Expression of the poly(ADP-ribose) polymerase gene following natural and induced DNA strand breakage and effect of hyperexpression on DNA repair.

The catalytic activity of the nuclear enzyme poly(ADP-ribose) polymerase (NAD+ ADP-ribosyl transferase, EC 2,4,2,30) is totally dependent upon the presence of DNA strand breaks. Having isolated a full-length cDNA for the polymerase, we have now evaluated the effect of endogenously and exogenously induced DNA strand breaks on the transcriptional control of this enzyme. During retinoic acid or dimethyl-sulfoxide-induced differentiation of HL-60 human leukemia cells, which may involve DNA breaks as well as other changes in chromatin, mRNA levels for the polymerase increased very early and remained high for up to 48 h after which it decreased to pre-induced levels. Polymerase transcript levels did not change, however, during the induction of DNA strand breaks by dimethylsulfate, a variety of other alkylating agents, X-irradiation, or UV-irradiation in several mammalian cell lines. It appears that in sharp contrast to the catalytic requirement of the polymerase, the induction of transcription of the polymerase gene may not be a strand-break-dependent process. The noninducibility of the polymerase gene following DNA damage suggested that there may be adequate levels of the polymerase in the cells to cope with DNA damage.
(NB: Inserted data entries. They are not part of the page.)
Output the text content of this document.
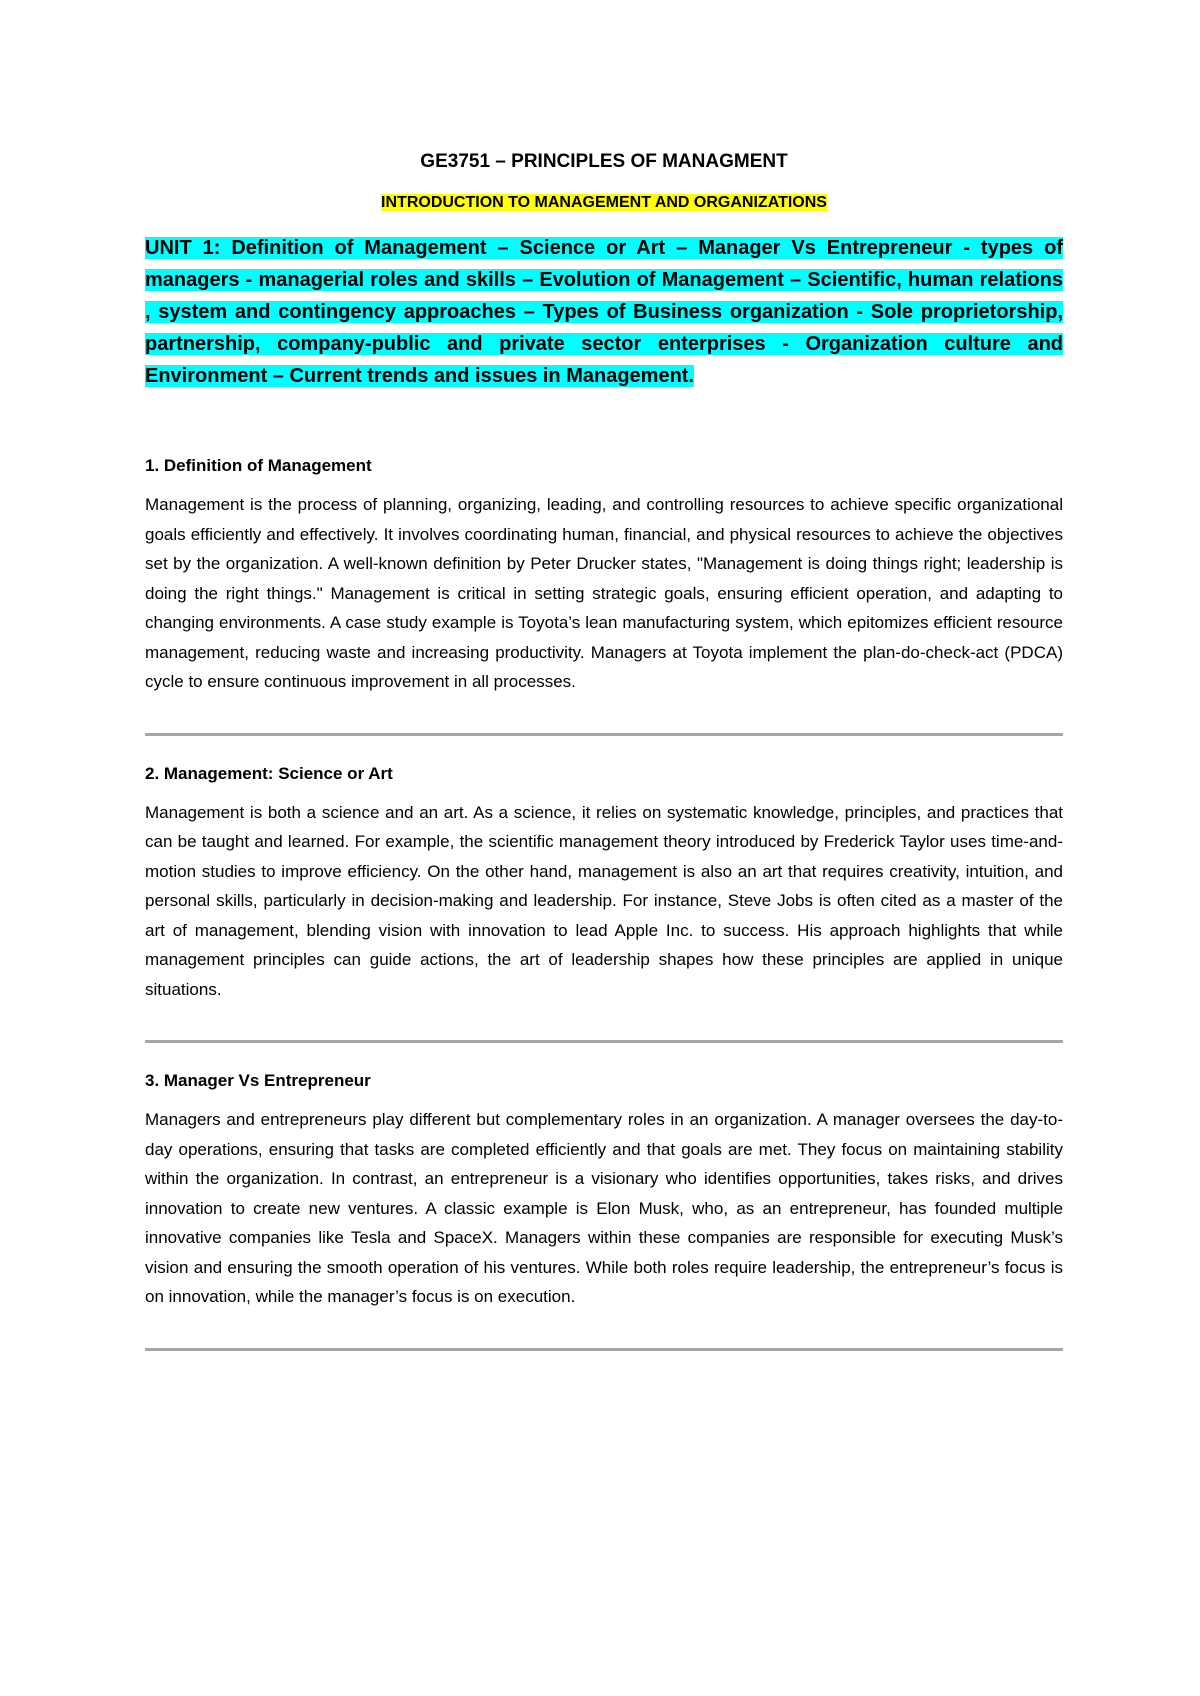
GE3751 – PRINCIPLES OF MANAGMENT
INTRODUCTION TO MANAGEMENT AND ORGANIZATIONS
UNIT 1: Definition of Management – Science or Art – Manager Vs Entrepreneur - types of managers - managerial roles and skills – Evolution of Management – Scientific, human relations , system and contingency approaches – Types of Business organization - Sole proprietorship, partnership, company-public and private sector enterprises - Organization culture and Environment – Current trends and issues in Management.

1. Definition of Management

Management is the process of planning, organizing, leading, and controlling resources to achieve specific organizational goals efficiently and effectively. It involves coordinating human, financial, and physical resources to achieve the objectives set by the organization. A well-known definition by Peter Drucker states, "Management is doing things right; leadership is doing the right things." Management is critical in setting strategic goals, ensuring efficient operation, and adapting to changing environments. A case study example is Toyota’s lean manufacturing system, which epitomizes efficient resource management, reducing waste and increasing productivity. Managers at Toyota implement the plan-do-check-act (PDCA) cycle to ensure continuous improvement in all processes.

2. Management: Science or Art

Management is both a science and an art. As a science, it relies on systematic knowledge, principles, and practices that can be taught and learned. For example, the scientific management theory introduced by Frederick Taylor uses time-and-motion studies to improve efficiency. On the other hand, management is also an art that requires creativity, intuition, and personal skills, particularly in decision-making and leadership. For instance, Steve Jobs is often cited as a master of the art of management, blending vision with innovation to lead Apple Inc. to success. His approach highlights that while management principles can guide actions, the art of leadership shapes how these principles are applied in unique situations.

3. Manager Vs Entrepreneur

Managers and entrepreneurs play different but complementary roles in an organization. A manager oversees the day-to-day operations, ensuring that tasks are completed efficiently and that goals are met. They focus on maintaining stability within the organization. In contrast, an entrepreneur is a visionary who identifies opportunities, takes risks, and drives innovation to create new ventures. A classic example is Elon Musk, who, as an entrepreneur, has founded multiple innovative companies like Tesla and SpaceX. Managers within these companies are responsible for executing Musk’s vision and ensuring the smooth operation of his ventures. While both roles require leadership, the entrepreneur’s focus is on innovation, while the manager’s focus is on execution.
To test this hypothesis we examined the efficacy of DNA repair in Cos cells engineered to overexpress the polymerase. Although there was a slight augmentation of the repair rate, this increase was apparent only after very high levels of DNA damage and only at early repair times. After a longer repair period, the extent of repair in control cell was similar to that in the cell overexpressing the polymerase. We thus conclude that the basal levels of the polymerase are adequate for significant amounts of DNA damage.